Tapping Bank of Japan Gov. Haruhiko Kuroda for another term early next year is an option because of the need for seamless policy continuity, an economic adviser to Prime Minister Shinzo Abe has said.
“Kuroda is doing a terrific job,” Etsuro Honda, one of the architects of Abenomics, said in an interview Wednesday. “I just met him in Davos. Kuroda is lively. He uses English without a problem. He is very admirable. I don’t think his age is a problem.”
While Honda made it clear that the choice is up to Abe, he emphasized that the prime minister needs to pick someone who can carry on what Kuroda has done, given monetary policy’s key role in the efforts to reflate the economy. Honda has said he helped choose the current BOJ leadership when Abe was undertaking regime change at the central bank in 2013.
“All of the efforts we have made so far would be in vain if we have someone with different thinking” directing BOJ policy, said Honda, speaking on the phone from Switzerland, where he serves as Japan’s ambassador. “We must keep the current policy stance unchanged to absolutely avoid that.”
The 72-year-old Kuroda’s five-year term ends in April next year. His radical monetary policy program launched in 2013 has been the core of Abenomics, and initially stirred hopes for an economic revival after years of stagnation. Kuroda later expanded the unprecedented quantitative easing program, adopted negative interest rates and then shifted to a yield-curve control program.

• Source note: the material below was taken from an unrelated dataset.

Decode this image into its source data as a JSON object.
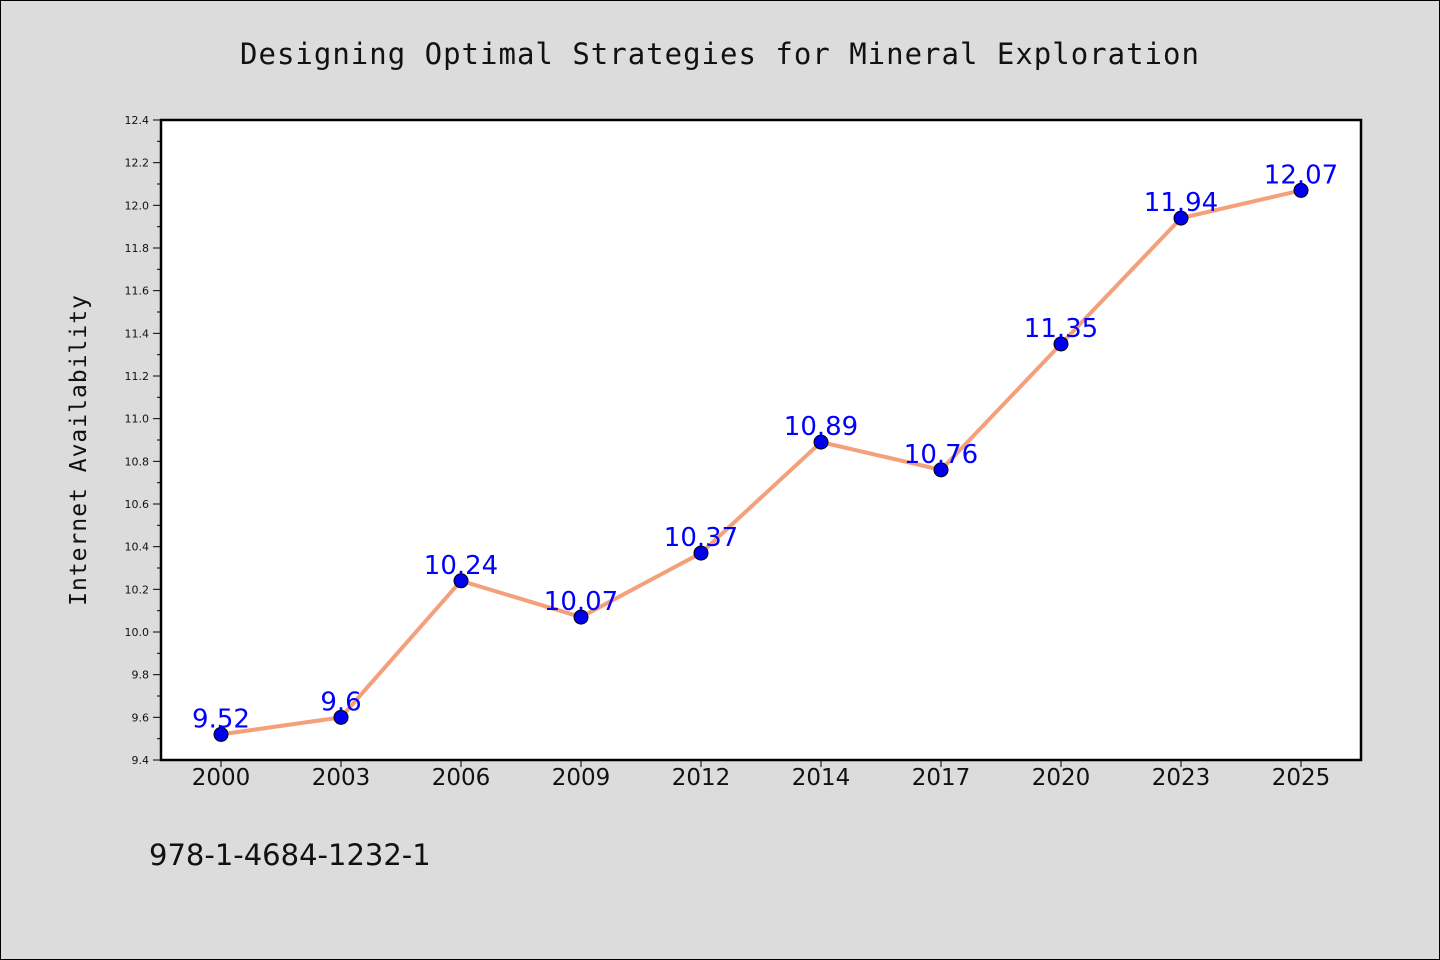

While the BOJ has failed to achieve its 2 percent inflation target — which he promised would be hit in about two years — the Nikkei 225 stock average has risen about 90 percent since Abe took office in December 2012 and the yen’s 25 percent depreciation has inflated corporate profits to record levels.
Kuroda has declined to comment when asked about the possibility of serving another term, saying it’s up to the government.
No other BOJ governor has been reappointed for a second full term since the Bank of Japan Law was revised two decades ago, establishing the current framework of the policy board.
Still, seven of 17 economists in a Bloomberg survey this month named Kuroda when asked to list potential candidates for the next governor. Four named Takatoshi Ito, an economics professor at Columbia University, and four named Honda.
Asked about whether he himself could be appointed governor, Honda said he wouldn’t advise Abe to choose him.
Honda said “one litmus test” for candidates for BOJ governor would be their attitudes toward raising the sales tax. A person who is aggressive about a sales-tax increase doesn’t understand that efforts to reflate the economy must also include fiscal policy, said Honda, who twice has convinced Abe to postpone a sales-tax increase.
“I think such a person is inadequate to be governor,” he said.
The terms of board members Takehiro Sato and Takahide Kiuchi, both staunch dissenters on Kuroda’s policies, end in July this year, while those of Deputy Govs. Kikuo Iwata and Hiroshi Nakaso expire in March next year. The departures will give Abe a chance to solidify his reshaping of the policy board.